Gülkan's professional areas of focus have shown a broad scope, comprising stress analysis, earthquake engineering and structural dynamics, ground motion prediction, seismic hazard mitigation policy development, seismic code enforcement, seismic hazard assessment, building retrofit, safety of school buildings, nuclear safety, and building instrumentation. He has authored more than 250 professional articles, papers, and reports. A number of these works have produced lasting effects in his country by defining effective legislative tools in seismic hazard reduction. One was the development in 1993 of the first probability-based seismic zone map of Turkey that went into effect in 1996. Another was a critical evaluation of the legislative framework on urban development and the building construction supervision system in Turkey, a two-year study that has served as the basis of much of the reform that was put into effect following the two major 1999 earthquakes in the Sea of Marmara region.

Vision

I recall when we, a few local or visiting members of the EERI reconnaissance team, milled about in mud in front of the Provincial Governor's Office in Adapazari five years ago. The drizzle had depressed everyone further, and made the air heavy and clammy.
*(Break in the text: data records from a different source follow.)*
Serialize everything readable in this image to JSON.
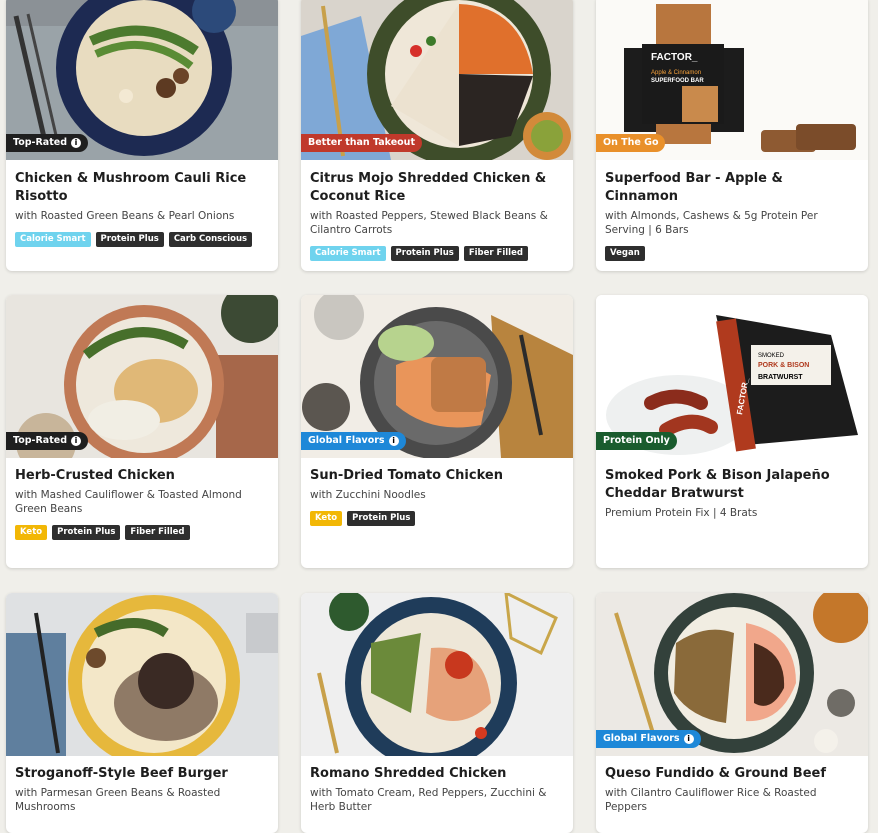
{
  "colors": {
    "top_rated": "#1f1f1f",
    "better_than_takeout": "#c0392b",
    "on_the_go": "#e9902a",
    "global_flavors": "#1e88d8",
    "protein_only": "#1a5c2e",
    "tag_calorie_smart": "#6fd3ee",
    "tag_keto": "#f2b705",
    "tag_default": "#2e2e2e"
  },
  "meals": [
    {
      "badge": "Top-Rated",
      "title": "Chicken & Mushroom Cauli Rice Risotto",
      "subtitle": "with Roasted Green Beans & Pearl Onions",
      "tags": [
        "Calorie Smart",
        "Protein Plus",
        "Carb Conscious"
      ]
    },
    {
      "badge": "Better than Takeout",
      "title": "Citrus Mojo Shredded Chicken & Coconut Rice",
      "subtitle": "with Roasted Peppers, Stewed Black Beans & Cilantro Carrots",
      "tags": [
        "Calorie Smart",
        "Protein Plus",
        "Fiber Filled"
      ]
    },
    {
      "badge": "On The Go",
      "title": "Superfood Bar - Apple & Cinnamon",
      "subtitle": "with Almonds, Cashews & 5g Protein Per Serving | 6 Bars",
      "tags": [
        "Vegan"
      ],
      "packaging_text": [
        "FACTOR_",
        "Apple & Cinnamon",
        "SUPERFOOD BAR"
      ]
    },
    {
      "badge": "Top-Rated",
      "title": "Herb-Crusted Chicken",
      "subtitle": "with Mashed Cauliflower & Toasted Almond Green Beans",
      "tags": [
        "Keto",
        "Protein Plus",
        "Fiber Filled"
      ]
    },
    {
      "badge": "Global Flavors",
      "title": "Sun-Dried Tomato Chicken",
      "subtitle": "with Zucchini Noodles",
      "tags": [
        "Keto",
        "Protein Plus"
      ]
    },
    {
      "badge": "Protein Only",
      "title": "Smoked Pork & Bison Jalapeño Cheddar Bratwurst",
      "subtitle": "Premium Protein Fix | 4 Brats",
      "tags": [],
      "packaging_text": [
        "FACTOR_",
        "SMOKED",
        "PORK & BISON",
        "BRATWURST"
      ]
    },
    {
      "badge": "",
      "title": "Stroganoff-Style Beef Burger",
      "subtitle": "with Parmesan Green Beans & Roasted Mushrooms",
      "tags": []
    },
    {
      "badge": "",
      "title": "Romano Shredded Chicken",
      "subtitle": "with Tomato Cream, Red Peppers, Zucchini & Herb Butter",
      "tags": []
    },
    {
      "badge": "Global Flavors",
      "title": "Queso Fundido & Ground Beef",
      "subtitle": "with Cilantro Cauliflower Rice & Roasted Peppers",
      "tags": []
    }
  ]
}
The flower beds and shrubs in what had been the carefully laid out central divider of the broad street had been mutilated by rescue and heavy lifting equipment, and a few team members were wearing rainwear they had improvised by punching head-size holes in transparent plastic garment bags. The scenery seemed to be surreal, with people standing in line to call relatives or friends from tents serving as makeshift phone booths, precariously tilted on collapsed buildings lining the avenue, occasional sirens wailing in the distance. "What would be the lessons learned from all this?" I wondered.

A unique feature of EERI has been the "Learning from Earthquakes" program, as indeed every earthquake parts several veils in this broad interdisciplinary area, and teaches someone something new each time. Supplement A to Volume 16 of Earthquake Spectra provided a survey of many lessons from the terrible year for Turkey, 1999, when August's Kocaeli event was replayed at a smaller scale in November. Other reports describing what we have learned from Northridge, Kobe, ChiChi, and others provide a lasting repository of carefully curated information and observation about each of these important earthquakes that will serve to improve our collective awareness about them. Examination of the contents of Earthquake Spectra will show that the organization has long outgrown its mantle of engineering, and has become a forum for many disciplines. My vision for the Institute is that it will continue to provide global service, not only in quickly bringing to the engineering community's use the rapidly evolving tools of improved design and analysis through its flagship publication, but also in acting as perhaps the only forum that offers public policy options in earthquake protection, community recovery, planning, and social science. They provide insight into the complicated impact of earthquakes on humans. But I am, sadly, only an engineer. So you will appreciate why my favorite among all EERI publications has been the Oral History Series. For me, reading an interview with the likes of Housner or Degenkolb or Blume is like taking a journey back in time to when history was being made, spoken by the men who were making it.